I conclude that the concept of determinism has yet to be given an adequately rigorous formulation. Appealing to the notion of determinism in order to discredit the idea of libertarian free will is therefore a misguided enterprise, doomed from the start.
A short comment on Jonathan’s argument
So, what was the argument put forward by Jonathan for determinism? In essence, it was that a choice is an event, and that if an event is not caused, it is random. But a random event is not a choice, so our choices must be caused. Moreover, our choices must be caused in a deterministic fashion, otherwise there would be no reason why I chose (say) A rather than B, which would again make my choice of A rather than B a random one. But a choice which is caused in a deterministic fashion isn’t a free choice in the libtertarian sense, so by a reductio ad absurdum, we are forced to conclude that libertarian free will is impossible.
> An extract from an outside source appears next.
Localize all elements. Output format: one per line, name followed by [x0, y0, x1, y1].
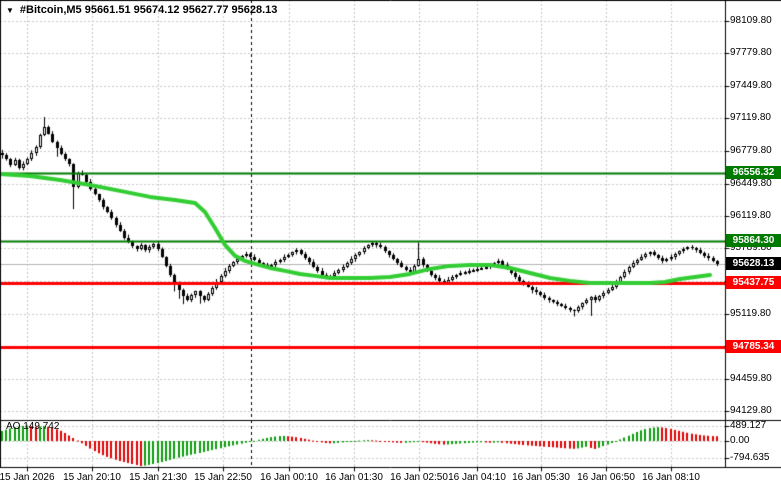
symbol-info-bar: ▼ #Bitcoin,M5 95661.51 95674.12 95627.77… — [6, 3, 277, 17]
ao-indicator-label: AO 149.742 — [6, 421, 60, 432]
chart-dropdown-icon[interactable]: ▼ — [6, 5, 14, 15]
symbol-ohlc-text: #Bitcoin,M5 95661.51 95674.12 95627.77 9… — [19, 4, 278, 16]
Now, it seems to me that Jonathan is implicitly appealing to a rationality norm here: that for any state of affairs where there are two possibilities, the question, “Why A rather than B?” is always a legitimate one to pose. And when Jonathan asks “Why?” he isn’t looking for a reason. He’s looking for a cause that would answer the question.
But if Jonathan thinks that this question deserves an answer, then he is assuming the very thing that he is trying to prove: namely, that for every option selected, there is a determining cause. This is what is called begging the question.
If someone asks me why I chose A rather than B, and if A and B are both ends rather than means, then it is surely enough to answer that I chose A because I liked A rather than B – which is quite different from saying that I chose A because my desire for A was stronger than my desire for B. That kind of answer is a mechanistic one. But choices are not mechanistic things.